In his brief seeking U.S. Supreme Court review, WLF lawyer Richard Samp says using the money "without the consent and usually without the knowledge" of clients must be stopped, or at least that the professionals feeding the accounts should be fairly compensated. Samp says his group targeted the Washington program because the state supreme court, as opposed to the legislature, initiated it.

"We see this as an end-run around the democratic process," Samp says. The Legal Foundation of Washington, established by the state high court in 1984 to oversee the funds, contends that a "takings" claim is unfounded.

"The program requires that lawyers be careful not to put money into the IOLTA account if it could garner interest for a client," says David Burman, a partner in the Seattle office of Perkins Coie who represents the program and the justices of the Washington Supreme Court, who are named in the suit.

IOLTA funds accumulate from transactions so small or amounts held for such a short time that they earn only negligible interest, he explains. Once these tiny amounts are pooled, however, they yield interest of about $4 million a year in Washington.

Burman dismisses the contention that the state supreme court inappropriately wielded its power, noting that the Washington legislature grants the court "complete authority to regulate the bar."

This is the WLF's third crack at state IOLTA programs. The 1st Circuit rejected a challenge to Massachusetts' initiative in 1993. The panel -- including now-Supreme Court Justice Stephen Breyer -- ruled that clients could not claim the interest as private property.

Arguments against the Texas IOLTA fared better.
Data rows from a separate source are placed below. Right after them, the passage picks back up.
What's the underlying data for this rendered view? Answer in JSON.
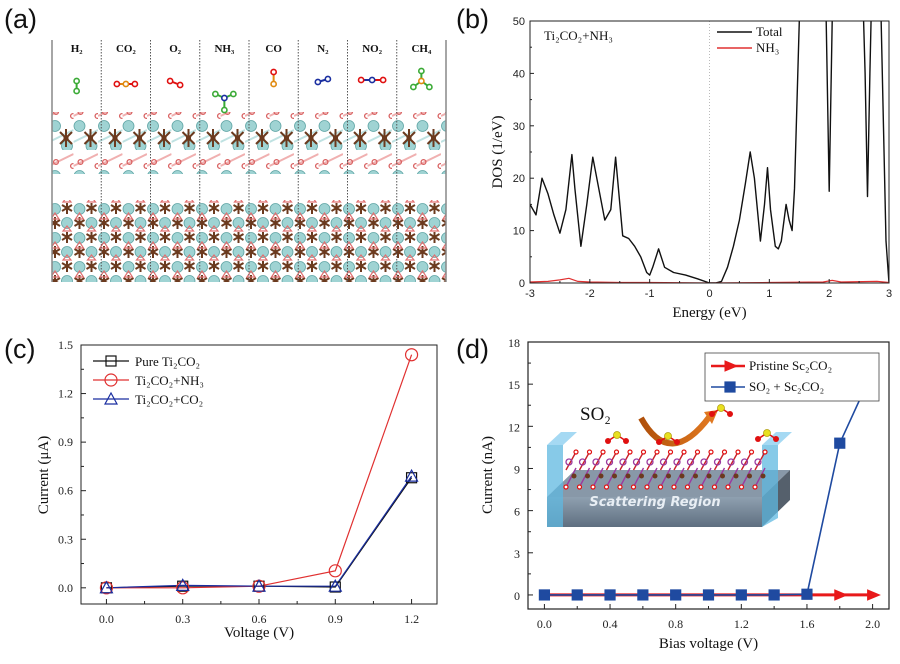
{
  "panels": {
    "a": {
      "label": "(a)",
      "molecules": [
        "H₂",
        "CO₂",
        "O₂",
        "NH₃",
        "CO",
        "N₂",
        "NO₂",
        "CH₄"
      ]
    },
    "b": {
      "label": "(b)"
    },
    "c": {
      "label": "(c)"
    },
    "d": {
      "label": "(d)",
      "inset": {
        "molecule_label": "SO₂",
        "region_label": "Scattering Region"
      }
    }
  },
  "colors": {
    "black": "#111111",
    "red": "#e03030",
    "blue": "#1a2ea0",
    "d_red": "#e8191a",
    "d_blue": "#1f4aa0",
    "ti": "#9fd3d3",
    "c_atom": "#6b3a1e",
    "o_atom": "#d86060"
  },
  "chart_data": [
    {
      "id": "b",
      "type": "line",
      "annotation": "Ti₂CO₂+NH₃",
      "xlabel": "Energy (eV)",
      "ylabel": "DOS (1/eV)",
      "xlim": [
        -3,
        3
      ],
      "ylim": [
        0,
        50
      ],
      "xticks": [
        -3,
        -2,
        -1,
        0,
        1,
        2,
        3
      ],
      "yticks": [
        0,
        10,
        20,
        30,
        40,
        50
      ],
      "fermi_line": 0,
      "legend": "top-right",
      "series": [
        {
          "name": "Total",
          "color": "#111111",
          "x": [
            -3.0,
            -2.9,
            -2.8,
            -2.7,
            -2.6,
            -2.5,
            -2.4,
            -2.3,
            -2.25,
            -2.15,
            -2.05,
            -1.95,
            -1.85,
            -1.75,
            -1.65,
            -1.57,
            -1.45,
            -1.35,
            -1.25,
            -1.15,
            -1.05,
            -1.0,
            -0.95,
            -0.85,
            -0.75,
            -0.6,
            -0.4,
            -0.2,
            0.0,
            0.1,
            0.2,
            0.3,
            0.4,
            0.5,
            0.6,
            0.68,
            0.75,
            0.85,
            0.92,
            0.97,
            1.02,
            1.1,
            1.15,
            1.2,
            1.28,
            1.33,
            1.38,
            1.42,
            1.45,
            1.5,
            1.55,
            1.85,
            1.95,
            2.0,
            2.05,
            2.1,
            2.2,
            2.55,
            2.6,
            2.64,
            2.68,
            2.72,
            2.85,
            2.95,
            3.0
          ],
          "y": [
            15,
            13,
            20,
            17,
            13,
            9.5,
            14,
            24.5,
            18,
            7,
            15,
            24,
            18,
            12,
            14,
            24,
            9,
            8.5,
            7,
            5,
            2,
            1.5,
            3,
            6.5,
            3,
            2,
            1.5,
            0.8,
            0,
            0,
            0.3,
            3,
            7,
            12,
            19,
            25,
            20,
            8,
            15,
            22,
            14,
            7,
            6.5,
            8,
            15,
            12,
            10,
            18,
            30,
            50,
            60,
            60,
            50,
            17.5,
            50,
            60,
            60,
            60,
            40,
            16.5,
            40,
            60,
            60,
            8,
            0
          ]
        },
        {
          "name": "NH₃",
          "color": "#e03030",
          "x": [
            -3.0,
            -2.7,
            -2.5,
            -2.35,
            -2.2,
            -2.0,
            -1.5,
            -1.0,
            0.0,
            1.0,
            1.9,
            2.05,
            2.2,
            2.8,
            3.0
          ],
          "y": [
            0.2,
            0.3,
            0.6,
            0.9,
            0.3,
            0.2,
            0.1,
            0.1,
            0,
            0.1,
            0.2,
            0.5,
            0.2,
            0.3,
            0.1
          ]
        }
      ]
    },
    {
      "id": "c",
      "type": "line",
      "xlabel": "Voltage (V)",
      "ylabel": "Current (μA)",
      "xlim": [
        -0.1,
        1.3
      ],
      "ylim": [
        -0.1,
        1.5
      ],
      "xticks": [
        0.0,
        0.3,
        0.6,
        0.9,
        1.2
      ],
      "yticks": [
        0.0,
        0.3,
        0.6,
        0.9,
        1.2,
        1.5
      ],
      "legend": "top-left",
      "x": [
        0.0,
        0.3,
        0.6,
        0.9,
        1.2
      ],
      "series": [
        {
          "name": "Pure Ti₂CO₂",
          "marker": "square",
          "color": "#111111",
          "values": [
            0.0,
            0.01,
            0.01,
            0.005,
            0.68
          ]
        },
        {
          "name": "Ti₂CO₂+NH₃",
          "marker": "circle",
          "color": "#e03030",
          "values": [
            0.0,
            0.0,
            0.01,
            0.105,
            1.44
          ]
        },
        {
          "name": "Ti₂CO₂+CO₂",
          "marker": "triangle",
          "color": "#1a2ea0",
          "values": [
            0.0,
            0.015,
            0.01,
            0.01,
            0.69
          ]
        }
      ]
    },
    {
      "id": "d",
      "type": "line",
      "xlabel": "Bias voltage (V)",
      "ylabel": "Current (nA)",
      "xlim": [
        -0.1,
        2.1
      ],
      "ylim": [
        -1,
        18
      ],
      "xticks": [
        0.0,
        0.4,
        0.8,
        1.2,
        1.6,
        2.0
      ],
      "yticks": [
        0,
        3,
        6,
        9,
        12,
        15,
        18
      ],
      "legend": "top-right",
      "x": [
        0.0,
        0.2,
        0.4,
        0.6,
        0.8,
        1.0,
        1.2,
        1.4,
        1.6,
        1.8,
        2.0
      ],
      "series": [
        {
          "name": "Pristine Sc₂CO₂",
          "marker": "triangle-right",
          "color": "#e8191a",
          "values": [
            0,
            0,
            0,
            0,
            0,
            0,
            0,
            0,
            0,
            0,
            0
          ]
        },
        {
          "name": "SO₂ + Sc₂CO₂",
          "marker": "square",
          "color": "#1f4aa0",
          "values": [
            0,
            0,
            0,
            0,
            0,
            0,
            0,
            0,
            0.05,
            10.8,
            15.9
          ]
        }
      ]
    }
  ]
}
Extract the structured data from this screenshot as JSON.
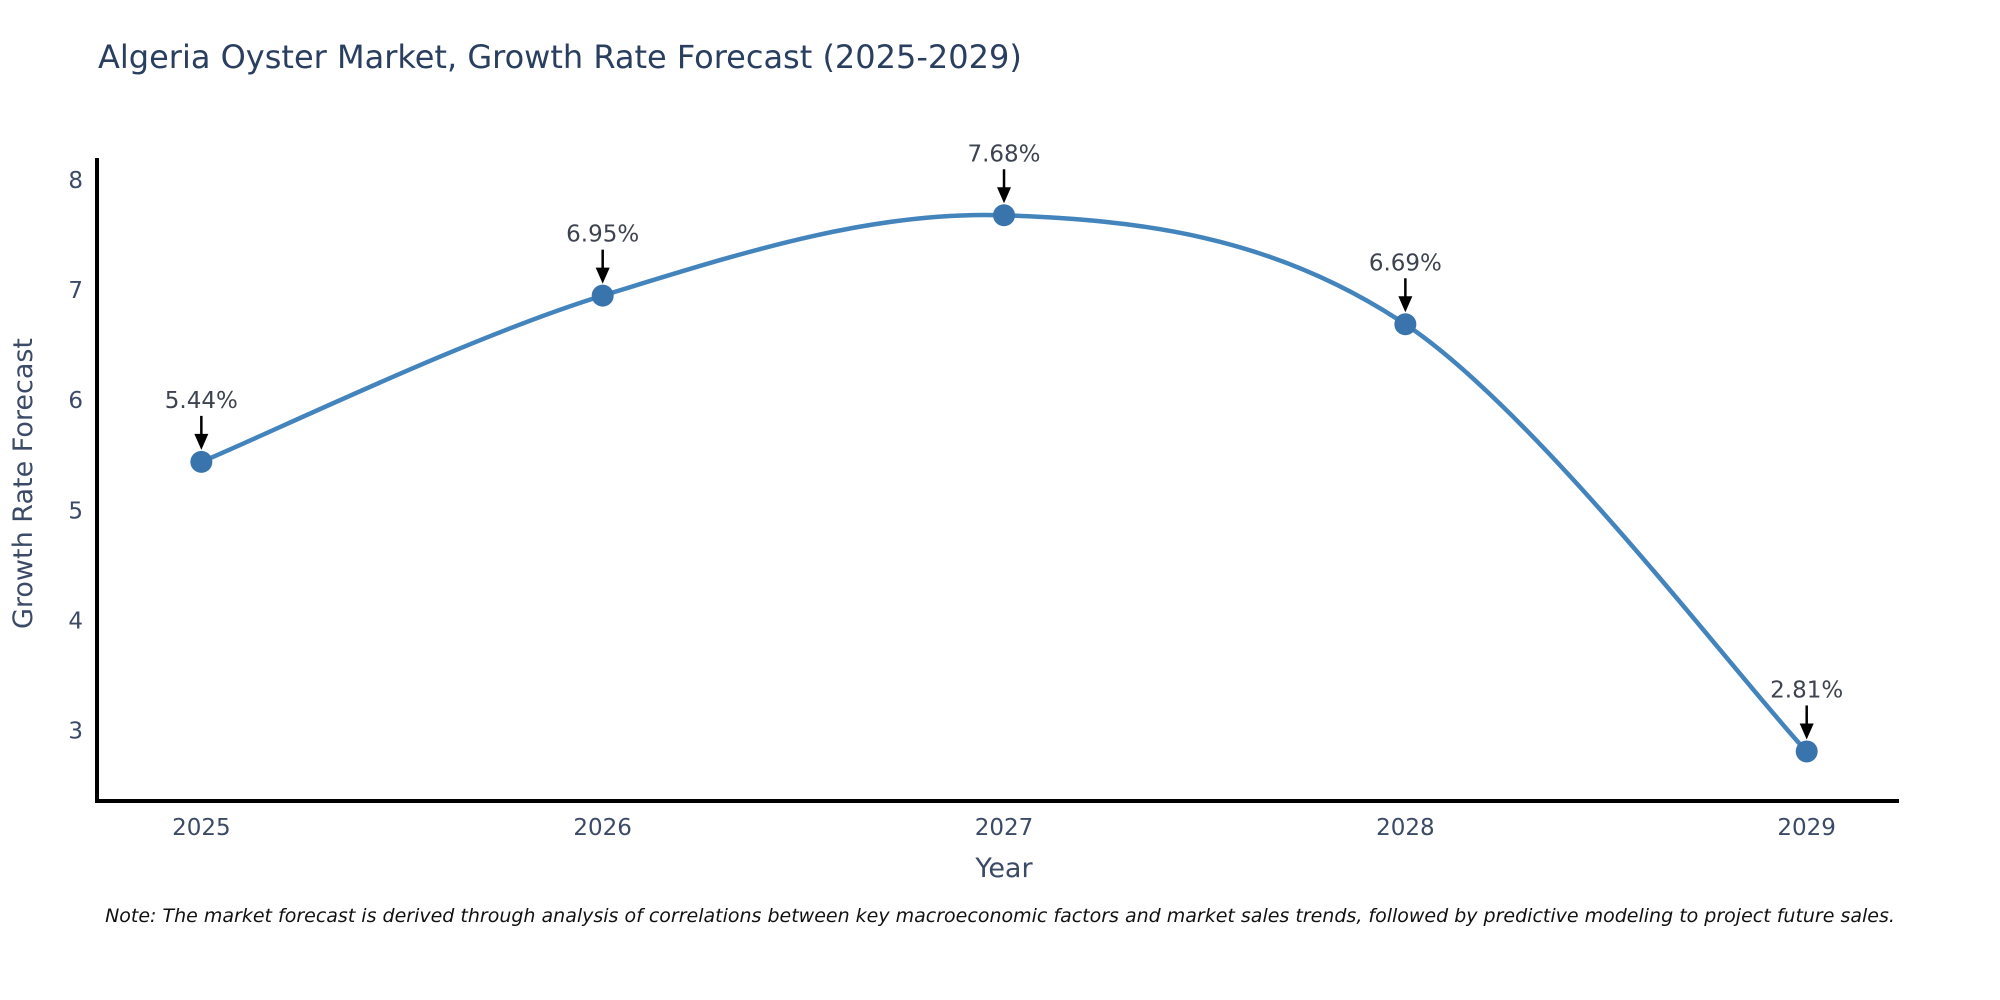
{
  "title": "Algeria Oyster Market, Growth Rate Forecast (2025-2029)",
  "note": "Note: The market forecast is derived through analysis of correlations between key macroeconomic factors and market sales trends, followed by predictive modeling to project future sales.",
  "chart_data": {
    "type": "line",
    "title": "Algeria Oyster Market, Growth Rate Forecast (2025-2029)",
    "xlabel": "Year",
    "ylabel": "Growth Rate Forecast",
    "x": [
      2025,
      2026,
      2027,
      2028,
      2029
    ],
    "values": [
      5.44,
      6.95,
      7.68,
      6.69,
      2.81
    ],
    "point_labels": [
      "5.44%",
      "6.95%",
      "7.68%",
      "6.69%",
      "2.81%"
    ],
    "xticks": [
      2025,
      2026,
      2027,
      2028,
      2029
    ],
    "yticks": [
      3,
      4,
      5,
      6,
      7,
      8
    ],
    "xlim": [
      2024.74,
      2029.23
    ],
    "ylim": [
      2.36,
      8.2
    ],
    "grid": false,
    "legend": "none",
    "smooth_spline": true,
    "annotation_arrows": true,
    "colors": {
      "line": "#4384bd",
      "marker": "#3a74ad",
      "axis": "#000000",
      "title": "#2a3f5f",
      "tick_label": "#3b4a66",
      "annotation": "#3d4450",
      "arrow": "#000000"
    }
  }
}
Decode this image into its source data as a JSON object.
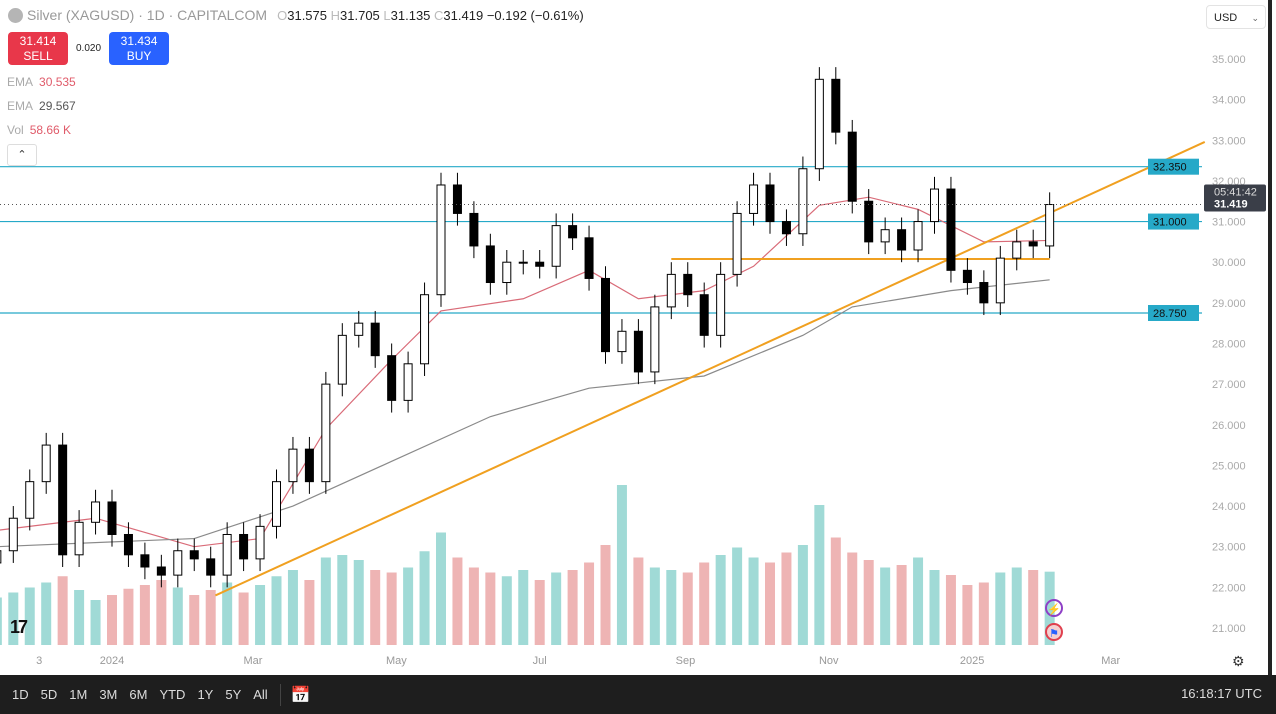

The 5th Circuit ruled that clients could assert a property right over the interest, though it did not determine whether the IOLTA program qualified as an unconstitutional taking. In June 1998, the U.S. Supreme Court upheld the decision, 5-4, in Phillips v. Washington Legal Foundation and sent the case back down.

On remand, a 5th Circuit panel found that IOLTA constituted a "taking" that could invalidate the program. A motion for the court to rehear the case en banc is pending.

Attorneys for both sides agree the issue is a strong contender for Supreme Court review, though they think the Court may hold off until the 5th Circuit decides whether to rehear the Texas challenge.

OTHER CASES UP FOR REVIEW

June 6:

o Krilich v. United States, No. 01-1277. Habeas corpus claim and violation of Fifth Amendment right against self-incrimination.

o New York City Housing Authority v. Davis, No. 01-1466. Public housing admissions quotas based on race and income.

o Oregon Arena Corp. v. Lee, No. 01-1488. Free speech in public forum when forum is privately operated.

o National Electrical Manufacturers Association v. Sorrell, No. 01-1489. First Amendment rights of commercial speech in labeling of hazardous substances.

June 13:

o Balderas v. Texas, No. 01-1196. Congressional redistricting to create majority Latino voting districts.

o Cohen v. United States, No. 01-1234. Conspiracy in offshore Internet gambling.

o Satellite Broadcasting and Communications Association v. Federal Communications Commission, No. 01-1332. First Amendment challenge to satellite cable station-carrying requirements.

o Ohio Environmental Protection Agency v. Nihiser, No. 01-1357. State agency waiving 11th Amendment immunity by accepting federal funds.

o Scarborough v. Principi, No. 01-1360. Application for attorney fees under the Equal Access to Justice Act.

o Detroit v. Lac Vieux Desert Band of Lake Superior Chippewa Indians, No. 01-1515. First Amendment challenge to casino-license preference program.